Sono questi gli immigrati delle immagini trasmesse dai telegiornali: il carico dei barconi di disperati che durante l’estate arrivano sulle spiagge della costa mediterranea o sulle isole italiane e spagnole.
Visto l’intensificarsi dei controlli dei militari locali e delle guardie costiere di tutta Europa, il breve tratto che separa la città marocchina di Laayoune dalle Canarie è stato di fatto bloccato e le nuove direttrici della disperazione partono dalla Mauritania attraverso l’oceano Atlantico, solcando oltre mille miglia di acque impetuose che travolgono un terzo delle barche di passaggio e i loro occupanti. Ma la speranza di aiutare la propria famiglia, il sogno di comprare un auto di lusso, di indossare vestiti firmati e occhiali da sole valgono evidentemente una vita intera.
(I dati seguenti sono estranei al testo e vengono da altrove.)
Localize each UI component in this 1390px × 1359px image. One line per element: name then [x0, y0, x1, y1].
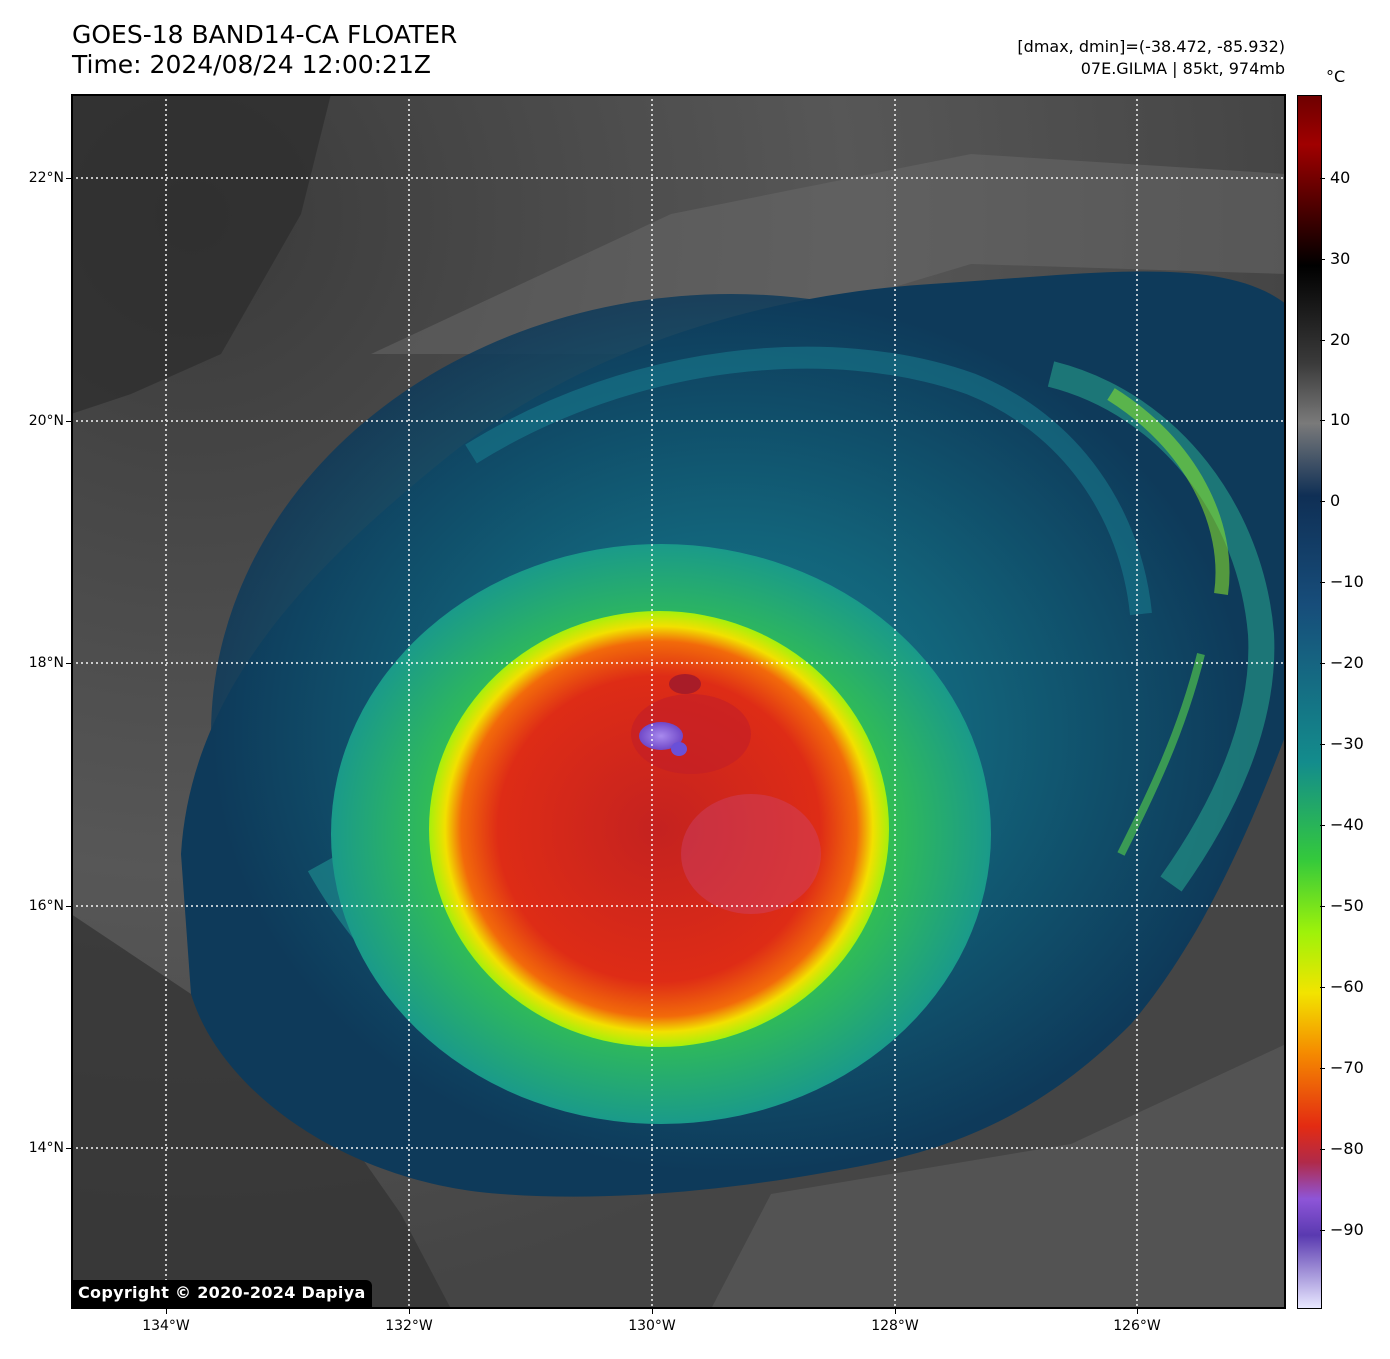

La reazione di chi queste cose le ha già sono sempre le stesse e sfiorano il paradosso: oggi in Marocco, gli immigrati dell’Africa nera sono oggetto dello stesso astio subito dai marocchini appena arrivati in Europa: “Non ci si può fidare di questi negri. Sono qui solo per rubare e creare problemi” avverte il gestore di un caffè nella medina di Casablanca, mentre un avventore si rivolge a due giovani del Mali gridando: “Rentrez chez vous, tornatevene a casa vostra: qui non c’è posto per voi”.
Ma a casa, insegnano gli zmagria, ci torna solo chi può farlo da vincitore.